# Not enough lye- please help!



## chellmarie (Feb 24, 2016)

Hello all! I have five batches of basic soap under my belt and decided to try a new recipe. The recipe itself I'm sure is fine but here is the problem. After reading the posts here, I decided to switch from glass containers to mix my lye in to the plastic container the lye came in. I thought I mixed it well but some of the lye apparently crystallized at the bottom. I didn't notice until I had poured the soap in the mold. I did see the mixture emulsify and I got a thin trace before I burned out the motor in my stick blender  48 hours later I cut it. 5 days later it is still soft. 
Here are my questions- do you think it will ever harden? Will the oils turn rancid since the soap is super superfatted (is that a word?) is there something I could do to "fix it" at this point? I cut a small piece of and it does make bubbles. I can squash the piece I cut into any shape I want however...


----------



## SparksnFlash (Feb 24, 2016)

You could wait and see if it hardens.  I had something like that happen - where the soap was squishy, kind of putty-like.  I put it in a plastic bag and used it much later for interesting embeds in another soap.  It all turned out fine.  Silly thing is, I wanted to do it again, because it worked out so well in the end -- I can't seem to duplicate whatever it was I did.  (Sigh)


----------



## topofmurrayhill (Feb 25, 2016)

It won't get DOS any faster. Fatty acids oxidize whether they are oil or soap.

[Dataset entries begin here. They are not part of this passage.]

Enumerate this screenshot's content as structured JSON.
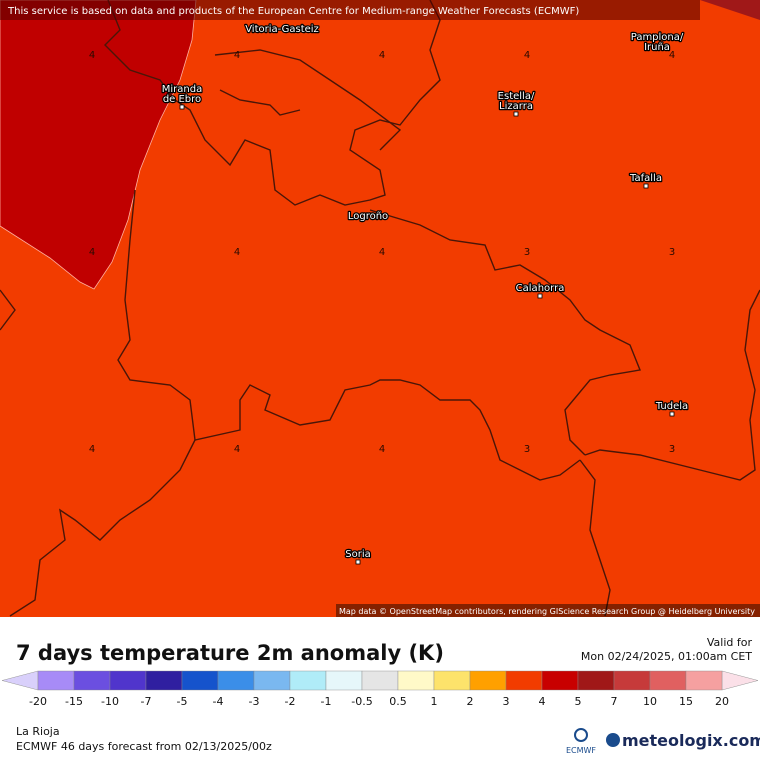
{
  "header": {
    "attribution": "This service is based on data and products of the European Centre for Medium-range Weather Forecasts (ECMWF)"
  },
  "map": {
    "credit": "Map data © OpenStreetMap contributors, rendering GIScience Research Group @ Heidelberg University",
    "cities": [
      {
        "label": [
          "Vitoria-Gasteiz"
        ]
      },
      {
        "label": [
          "Pamplona/",
          "Iruña"
        ]
      },
      {
        "label": [
          "Miranda",
          "de Ebro"
        ]
      },
      {
        "label": [
          "Estella/",
          "Lizarra"
        ]
      },
      {
        "label": [
          "Tafalla"
        ]
      },
      {
        "label": [
          "Logroño"
        ]
      },
      {
        "label": [
          "Calahorra"
        ]
      },
      {
        "label": [
          "Tudela"
        ]
      },
      {
        "label": [
          "Soria"
        ]
      }
    ],
    "grid_values": [
      [
        4,
        4,
        4,
        4,
        4
      ],
      [
        4,
        4,
        4,
        3,
        3
      ],
      [
        4,
        4,
        4,
        3,
        3
      ]
    ]
  },
  "footer": {
    "title": "7 days temperature 2m anomaly (K)",
    "valid_label": "Valid for",
    "valid_time": "Mon 02/24/2025, 01:00am CET",
    "region": "La Rioja",
    "forecast": "ECMWF 46 days forecast from  02/13/2025/00z",
    "ecmwf_logo": "ECMWF",
    "brand": "meteologix.com"
  },
  "legend": {
    "ticks": [
      -20,
      -15,
      -10,
      -7,
      -5,
      -4,
      -3,
      -2,
      -1,
      -0.5,
      0.5,
      1,
      2,
      3,
      4,
      5,
      7,
      10,
      15,
      20
    ],
    "colors": [
      "#a78bf7",
      "#6b4fe0",
      "#5035cc",
      "#2f1fa0",
      "#1553cc",
      "#3b8ee8",
      "#7ab8f0",
      "#b0ecf8",
      "#e6f7fa",
      "#e5e5e5",
      "#fff9c8",
      "#fde36b",
      "#ffa000",
      "#f23c00",
      "#c80000",
      "#a01818",
      "#c63a3a",
      "#e06060",
      "#f5a0a0"
    ],
    "under_color": "#d9d0fb",
    "over_color": "#fbe0e8"
  }
}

The things you can do to "fix" it cost you time and effort and probably aesthetic appeal. It's not worth doing for a soap that still quite usable. It's different from your other batches, but just roll with it. It will get harder as moisture decreases during the cure. If at this point you are getting bubbles and things don't feel too weird, it works as soap. Put it away for later enjoyment.

For the sake of completeness I might add that you could re-batch it if you had a reasonable estimate for how much lye to add. But the difference between CP soap and rebatch is like the difference between people and zombies.


----------



## chellmarie (Feb 25, 2016)

Gini said:


> You could wait and see if it hardens.  I had something like that happen - where the soap was squishy, kind of putty-like.  I put it in a plastic bag and used it much later for interesting embeds in another soap.  It all turned out fine.  Silly thing is, I wanted to do it again, because it worked out so well in the end -- I can't seem to duplicate whatever it was I did.  (Sigh)




Thank you! My initial thought after realizing my mistake was "this will probably be the best bar of soap I'll ever make and I'll never be able to duplicate it" LOL


topofmurrayhill said:


> It won't get DOS any faster. Fatty acids oxidize whether they are oil or soap.
> 
> 
> 
> ...




Thanks you! I need to learn more about the DOS. How they happen, how to prevent them etc. I was wondering if a rebatch would fix it, but it is defiantly usable and I will just keep it as is. Besides, I don't what to mess with zombie soap!


----------